Tohoku Medical Megabank Organization, Tohoku University, Sendai, Miyagi 9808575, Japan Graduate School of Information Sciences, Tohoku University, Sendai, Miyagi 9808579, Japan Institute for Development, Aging and Cancer, Tohoku University, Sendai, Miyagi 9808575, Japan
Database (Oxford). 2016 Sep 1;2016. doi: 10.1093/database/baw124. Print 2016.
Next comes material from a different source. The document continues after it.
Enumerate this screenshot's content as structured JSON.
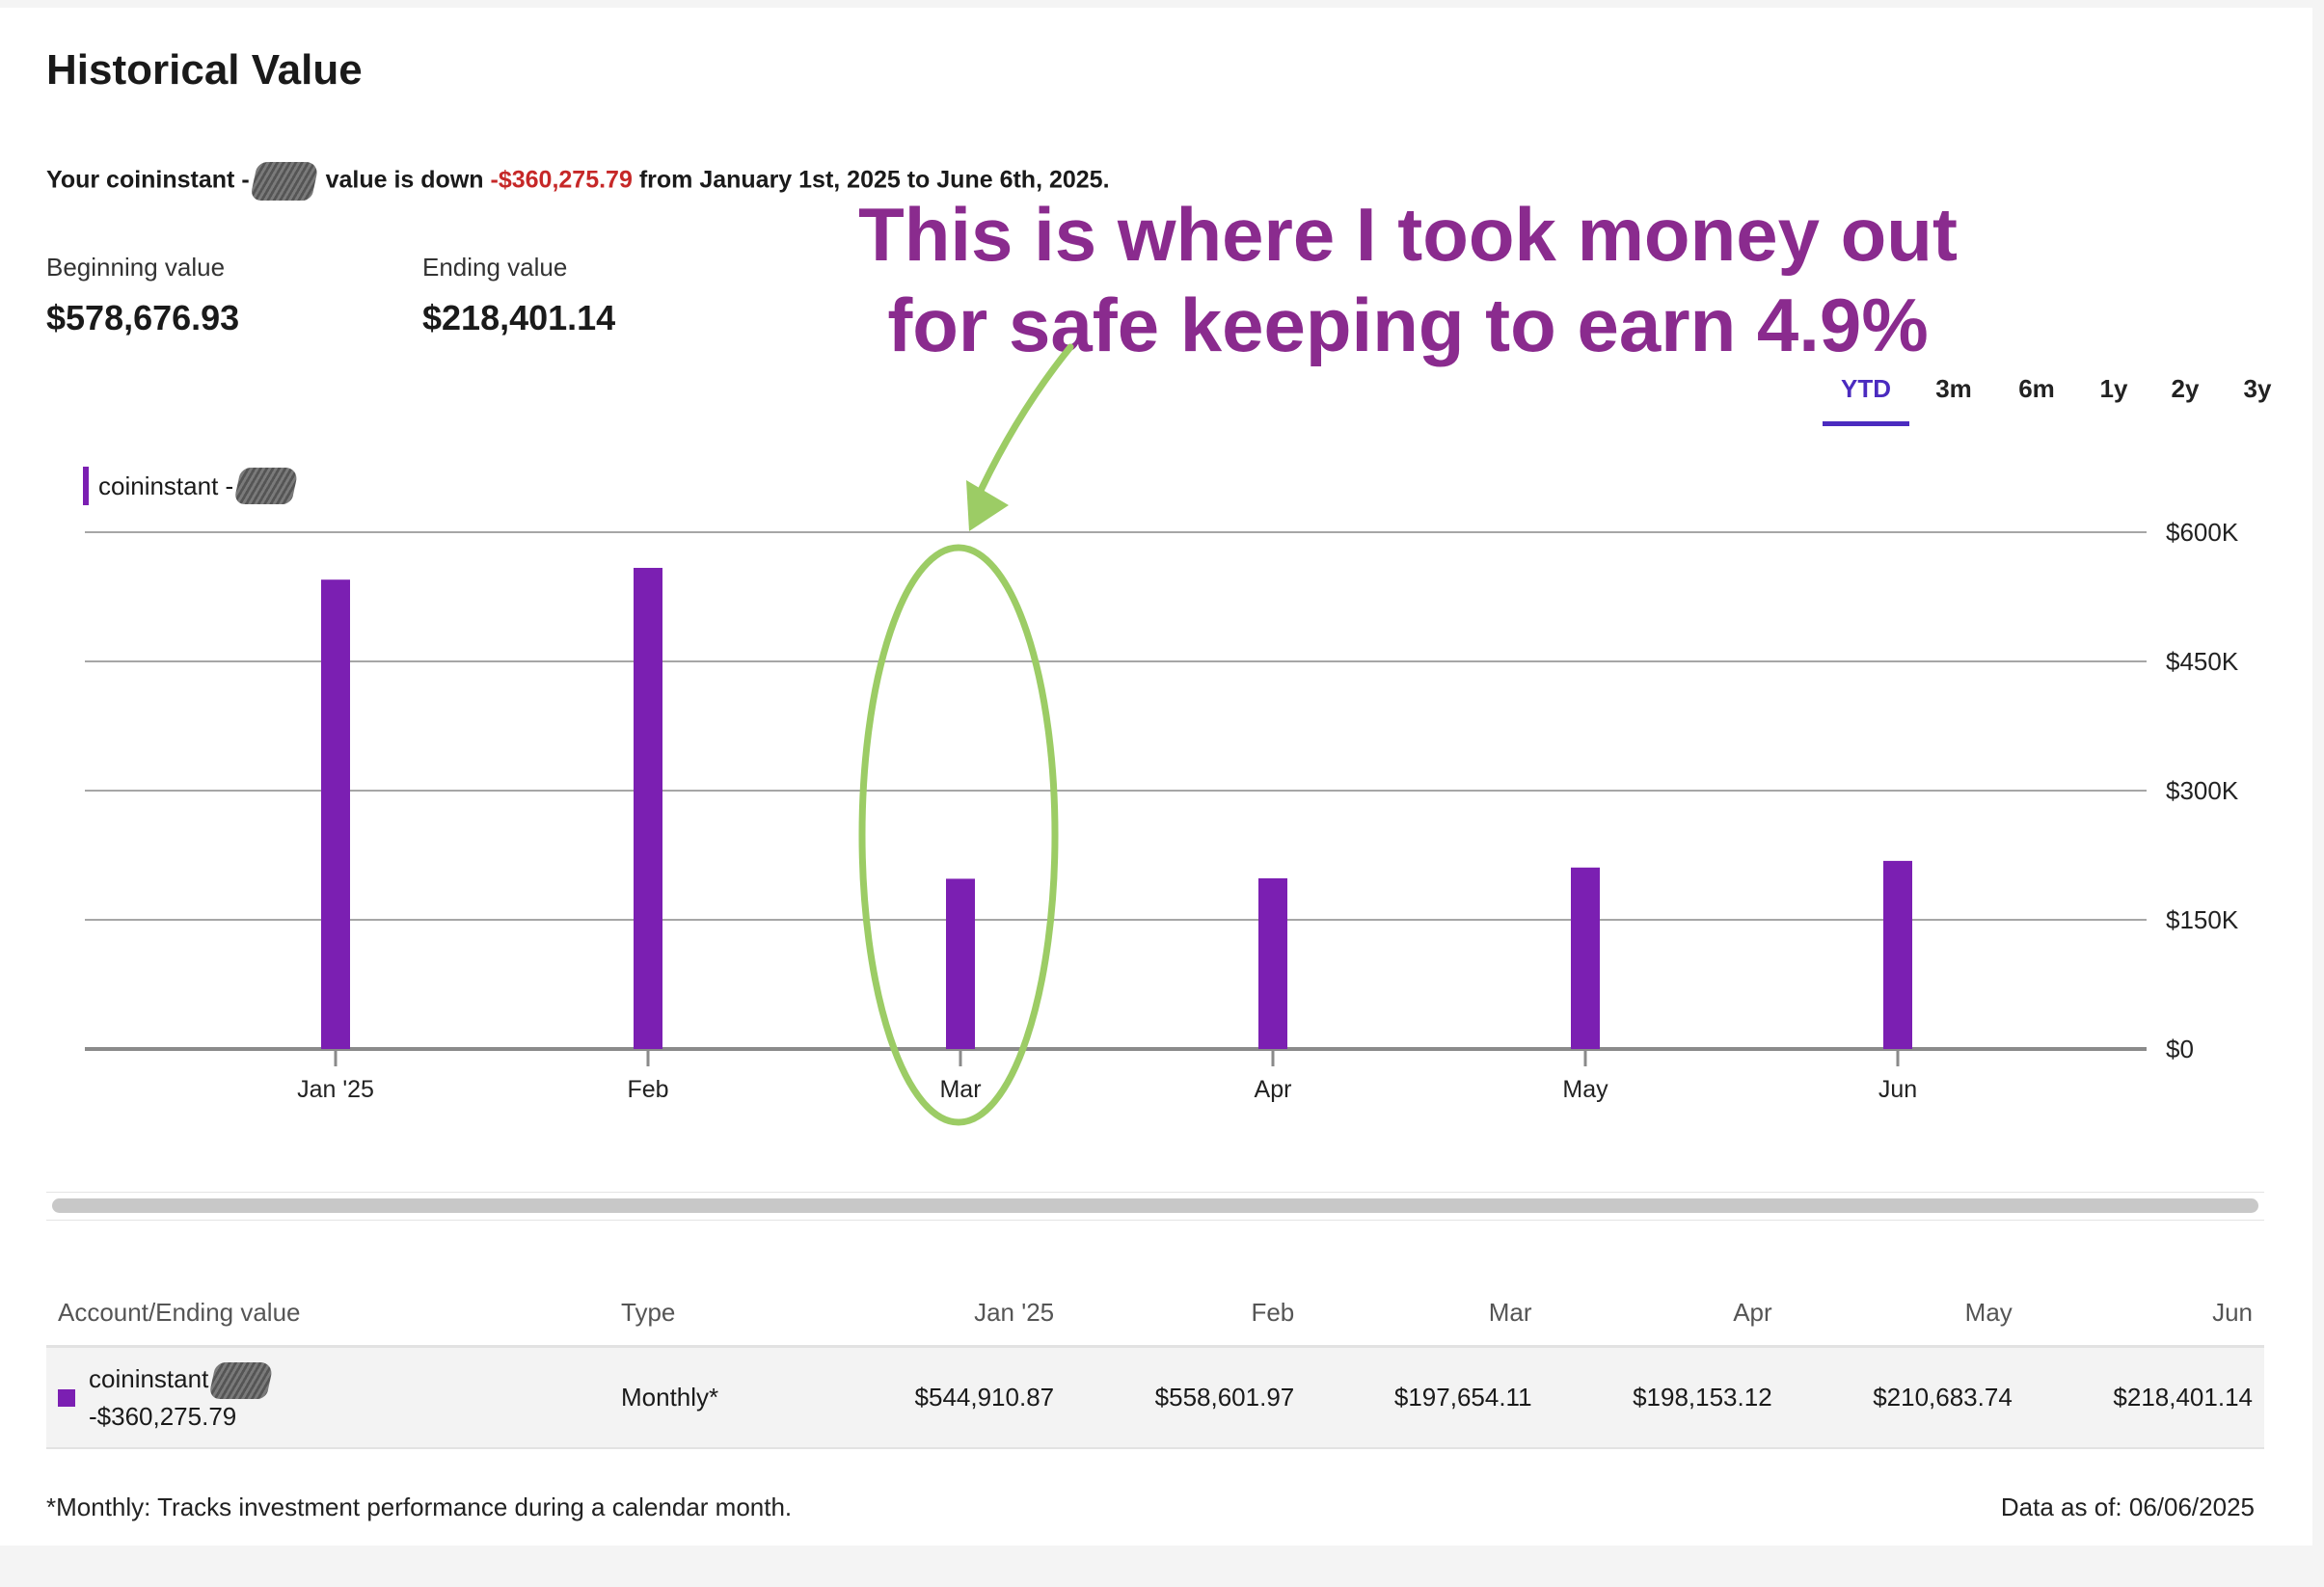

The protein coding sequences of the human reference genome GRCh38, RefSeq mRNA and UniProt protein databases are sometimes inconsistent with each other, due to polymorphisms in the human population, but the overall landscape of the discordant sequences has not been clarified. In this study, we comprehensively listed the discordant bases and regions between the GRCh38, RefSeq and UniProt reference sequences, based on the genomic coordinates of GRCh38. We observed that the RefSeq sequences are more likely to represent the major alleles than GRCh38 and UniProt, by assigning the alternative allele frequencies of the discordant bases. Since some reference sequences have minor alleles, functional and structural annotations may be performed based on rare alleles in the human population, thereby biasing these analyses. Some of the differences between the RefSeq and GRCh38 account for biological differences due to known RNA-editing sites. The definitions of the coding regions are frequently complicated by possible micro-exons within introns and by SNVs with large alternative allele frequencies near exon-intron boundaries. The mRNA or protein regions missing from GRCh38 were mainly due to small deletions, and these sequences need to be identified. Taken together, our results clarify overall consistency and remaining inconsistency between the reference sequences.
由于人类群体中的多态性,人类参考基因组GRCh38、RefSeq mRNA和UniProt蛋白质数据库的蛋白质编码序列有时会相互不一致,但不一致序列的整体情况尚未明确。在本研究中,我们基于GRCh38的基因组坐标,全面列出了GRCh38、RefSeq和UniProt参考序列之间不一致的碱基和区域。通过指定不一致碱基的替代等位基因频率,我们观察到RefSeq序列比GRCh38和UniProt更有可能代表主要等位基因。由于一些参考序列含有次要等位基因,可能会基于人类群体中的罕见等位基因进行功能和结构注释,从而使这些分析产生偏差。RefSeq和GRCh38之间的一些差异是由已知RNA编辑位点导致的生物学差异。编码区的定义常常因内含子中可能存在的微小外显子以及外显子-内含子边界附近具有较大替代等位基因频率的单核苷酸变异而变得复杂。GRCh38中缺失的mRNA或蛋白质区域主要是由于小的缺失,这些序列需要被识别。综上所述,我们的结果阐明了参考序列之间的整体一致性和剩余的不一致性。